Brooke Goldstein, attivista americana, ha visitato un centro della Gaza Humanitarian Foundation, documentando la consegna di pacchi alimentari. Marwan Jaber, influencer druso israeliano di sedici anni con quasi 250mila follower su Instagram, ha invece pubblicato un video in cui critica gli operatori dell’Onu a Gaza: «Vergognatevi per non aver fatto nulla». 

Entro la fine di settembre, stando alle stime della Fao, oltre 640mila persone «affronteranno livelli catastrofici di insicurezza alimentare – classificati come Ipc Fase 5 – in tutta la Striscia di Gaza. Altri 1,14 milioni di persone si troveranno in Emergenza (Ipc Fase 4) e ulteriori 396.000 in condizioni di Crisi (Ipc Fase 3)». La classificazione di carestia scatta quando vengono superate tre soglie critiche: deprivazione alimentare estrema, malnutrizione acuta e morti legate alla fame. La nuova analisi dell’Ipc – fortemente criticata da Israele – ha confermato che questi criteri sono stati soddisfatti. 

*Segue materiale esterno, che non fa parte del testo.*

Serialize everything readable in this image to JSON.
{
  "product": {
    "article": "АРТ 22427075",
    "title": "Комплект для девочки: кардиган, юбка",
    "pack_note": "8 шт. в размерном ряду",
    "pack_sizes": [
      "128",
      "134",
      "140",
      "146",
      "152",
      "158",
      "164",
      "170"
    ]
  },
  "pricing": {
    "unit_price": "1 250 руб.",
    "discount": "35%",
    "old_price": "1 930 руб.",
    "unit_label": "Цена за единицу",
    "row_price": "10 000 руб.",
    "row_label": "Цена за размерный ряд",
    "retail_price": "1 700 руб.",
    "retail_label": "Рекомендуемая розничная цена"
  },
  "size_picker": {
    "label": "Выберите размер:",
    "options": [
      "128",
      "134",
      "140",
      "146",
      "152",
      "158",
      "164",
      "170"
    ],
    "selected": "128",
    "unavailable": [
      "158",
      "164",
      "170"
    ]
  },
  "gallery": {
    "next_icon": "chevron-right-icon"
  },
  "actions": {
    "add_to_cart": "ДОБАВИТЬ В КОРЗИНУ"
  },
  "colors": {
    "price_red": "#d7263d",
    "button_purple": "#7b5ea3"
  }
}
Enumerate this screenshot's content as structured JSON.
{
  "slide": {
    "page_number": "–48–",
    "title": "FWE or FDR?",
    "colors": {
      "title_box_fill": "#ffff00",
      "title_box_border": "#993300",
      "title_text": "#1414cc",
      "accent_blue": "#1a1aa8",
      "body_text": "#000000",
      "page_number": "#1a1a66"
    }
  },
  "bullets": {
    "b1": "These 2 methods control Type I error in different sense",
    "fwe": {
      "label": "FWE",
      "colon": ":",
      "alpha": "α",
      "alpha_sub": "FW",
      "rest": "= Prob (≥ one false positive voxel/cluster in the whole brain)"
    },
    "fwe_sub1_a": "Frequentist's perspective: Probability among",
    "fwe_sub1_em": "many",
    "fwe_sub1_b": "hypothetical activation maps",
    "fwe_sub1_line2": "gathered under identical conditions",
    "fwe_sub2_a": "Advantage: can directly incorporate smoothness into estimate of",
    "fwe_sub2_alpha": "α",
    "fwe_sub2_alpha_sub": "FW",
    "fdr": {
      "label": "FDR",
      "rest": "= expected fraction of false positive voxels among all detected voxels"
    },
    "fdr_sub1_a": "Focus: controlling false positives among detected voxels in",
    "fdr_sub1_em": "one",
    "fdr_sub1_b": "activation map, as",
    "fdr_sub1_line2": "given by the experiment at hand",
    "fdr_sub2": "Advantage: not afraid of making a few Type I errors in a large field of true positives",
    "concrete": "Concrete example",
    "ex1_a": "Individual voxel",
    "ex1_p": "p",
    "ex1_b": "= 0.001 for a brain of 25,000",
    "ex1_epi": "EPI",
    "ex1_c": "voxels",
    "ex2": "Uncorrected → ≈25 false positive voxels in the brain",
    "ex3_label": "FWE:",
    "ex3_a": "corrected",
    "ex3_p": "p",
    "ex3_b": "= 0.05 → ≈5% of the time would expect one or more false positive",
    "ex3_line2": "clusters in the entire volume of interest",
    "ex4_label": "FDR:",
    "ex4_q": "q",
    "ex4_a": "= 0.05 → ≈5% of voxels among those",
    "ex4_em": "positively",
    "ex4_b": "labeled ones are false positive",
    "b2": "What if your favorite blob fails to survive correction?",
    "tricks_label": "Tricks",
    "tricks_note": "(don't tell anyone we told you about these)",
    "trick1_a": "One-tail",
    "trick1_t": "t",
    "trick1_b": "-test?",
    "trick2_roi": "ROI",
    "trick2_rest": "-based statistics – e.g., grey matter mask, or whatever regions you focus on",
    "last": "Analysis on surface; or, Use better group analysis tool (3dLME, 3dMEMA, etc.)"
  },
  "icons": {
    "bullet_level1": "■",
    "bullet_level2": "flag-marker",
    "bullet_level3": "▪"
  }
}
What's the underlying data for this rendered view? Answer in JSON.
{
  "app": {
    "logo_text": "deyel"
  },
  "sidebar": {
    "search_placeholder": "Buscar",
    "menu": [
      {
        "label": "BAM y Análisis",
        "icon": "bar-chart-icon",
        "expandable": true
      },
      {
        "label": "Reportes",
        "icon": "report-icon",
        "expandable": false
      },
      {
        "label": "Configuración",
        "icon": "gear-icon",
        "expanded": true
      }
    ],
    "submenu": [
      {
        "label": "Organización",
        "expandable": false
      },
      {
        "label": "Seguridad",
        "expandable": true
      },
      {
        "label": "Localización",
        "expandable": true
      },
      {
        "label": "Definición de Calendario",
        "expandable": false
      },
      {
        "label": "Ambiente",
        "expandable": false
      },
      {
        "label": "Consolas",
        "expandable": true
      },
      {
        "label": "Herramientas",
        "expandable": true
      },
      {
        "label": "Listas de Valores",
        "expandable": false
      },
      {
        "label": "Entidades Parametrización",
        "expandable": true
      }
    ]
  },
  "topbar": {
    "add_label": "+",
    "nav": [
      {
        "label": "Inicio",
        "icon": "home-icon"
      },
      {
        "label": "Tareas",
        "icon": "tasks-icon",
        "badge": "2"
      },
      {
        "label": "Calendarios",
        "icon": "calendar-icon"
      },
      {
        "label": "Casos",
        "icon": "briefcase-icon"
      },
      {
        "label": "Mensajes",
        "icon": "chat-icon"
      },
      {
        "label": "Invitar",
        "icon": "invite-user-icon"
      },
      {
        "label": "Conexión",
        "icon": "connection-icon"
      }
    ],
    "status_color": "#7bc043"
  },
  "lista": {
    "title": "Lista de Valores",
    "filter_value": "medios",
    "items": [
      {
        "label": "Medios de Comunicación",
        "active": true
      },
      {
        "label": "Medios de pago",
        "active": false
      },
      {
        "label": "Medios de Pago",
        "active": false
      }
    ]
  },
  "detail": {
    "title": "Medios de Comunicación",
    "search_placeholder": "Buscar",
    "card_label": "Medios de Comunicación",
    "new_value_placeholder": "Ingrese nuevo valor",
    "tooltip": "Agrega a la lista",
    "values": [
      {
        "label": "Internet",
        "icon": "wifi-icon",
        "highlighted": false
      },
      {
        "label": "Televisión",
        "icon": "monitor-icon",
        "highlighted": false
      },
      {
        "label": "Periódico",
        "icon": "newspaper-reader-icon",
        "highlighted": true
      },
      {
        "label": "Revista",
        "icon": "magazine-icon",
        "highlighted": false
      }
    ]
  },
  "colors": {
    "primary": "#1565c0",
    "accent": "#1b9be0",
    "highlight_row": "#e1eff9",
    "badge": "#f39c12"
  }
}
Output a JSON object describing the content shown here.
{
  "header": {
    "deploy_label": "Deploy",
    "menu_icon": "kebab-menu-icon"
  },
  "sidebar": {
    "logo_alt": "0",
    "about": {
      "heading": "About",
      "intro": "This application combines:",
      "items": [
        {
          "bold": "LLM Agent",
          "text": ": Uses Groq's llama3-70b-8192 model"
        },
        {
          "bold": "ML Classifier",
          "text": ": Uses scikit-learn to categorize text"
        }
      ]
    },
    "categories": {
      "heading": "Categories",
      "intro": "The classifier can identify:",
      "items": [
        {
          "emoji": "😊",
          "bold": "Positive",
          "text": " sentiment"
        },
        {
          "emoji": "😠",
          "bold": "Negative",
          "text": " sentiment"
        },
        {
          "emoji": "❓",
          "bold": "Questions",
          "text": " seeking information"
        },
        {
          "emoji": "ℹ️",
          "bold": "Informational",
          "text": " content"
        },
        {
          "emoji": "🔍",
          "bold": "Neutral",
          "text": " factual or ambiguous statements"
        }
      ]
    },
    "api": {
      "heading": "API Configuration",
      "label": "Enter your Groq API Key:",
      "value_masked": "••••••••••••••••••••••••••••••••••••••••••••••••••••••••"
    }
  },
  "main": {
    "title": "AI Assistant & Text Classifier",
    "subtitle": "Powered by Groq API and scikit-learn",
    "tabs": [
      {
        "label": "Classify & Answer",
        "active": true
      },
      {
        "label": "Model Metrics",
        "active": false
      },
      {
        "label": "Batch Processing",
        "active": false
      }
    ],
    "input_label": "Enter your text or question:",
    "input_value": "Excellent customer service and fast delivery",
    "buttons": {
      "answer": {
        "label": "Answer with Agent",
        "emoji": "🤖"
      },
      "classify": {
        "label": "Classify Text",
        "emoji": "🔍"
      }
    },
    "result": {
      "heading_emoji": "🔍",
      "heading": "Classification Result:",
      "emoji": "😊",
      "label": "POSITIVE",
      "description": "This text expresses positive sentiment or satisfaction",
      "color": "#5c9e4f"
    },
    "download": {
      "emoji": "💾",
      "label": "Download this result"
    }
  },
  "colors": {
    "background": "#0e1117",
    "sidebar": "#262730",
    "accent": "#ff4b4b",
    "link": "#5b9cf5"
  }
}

Continuano, intanto, gli attacchi israeliani su Gaza. Nelle ultime ventiquattro ore, scrive la Bbc, sono state uccise sessantaquattro persone palestinesi. Secondo il ministero della Salute di Gaza, guidato da Hamas, le vittime complessive sono salite a quota 62.686. 

Domenica, l’esercito israeliano ha anche bombardato Sana’a, capitale dello Yemen, controllata dagli Houthi (sostenuti a loro volta dall’Iran). L’aviazione israeliana avrebbe colpito e distrutto due centrali elettriche, diversi edifici militari e un deposito di carburante. Almeno sei persone sono rimaste uccise; ottanta i feriti.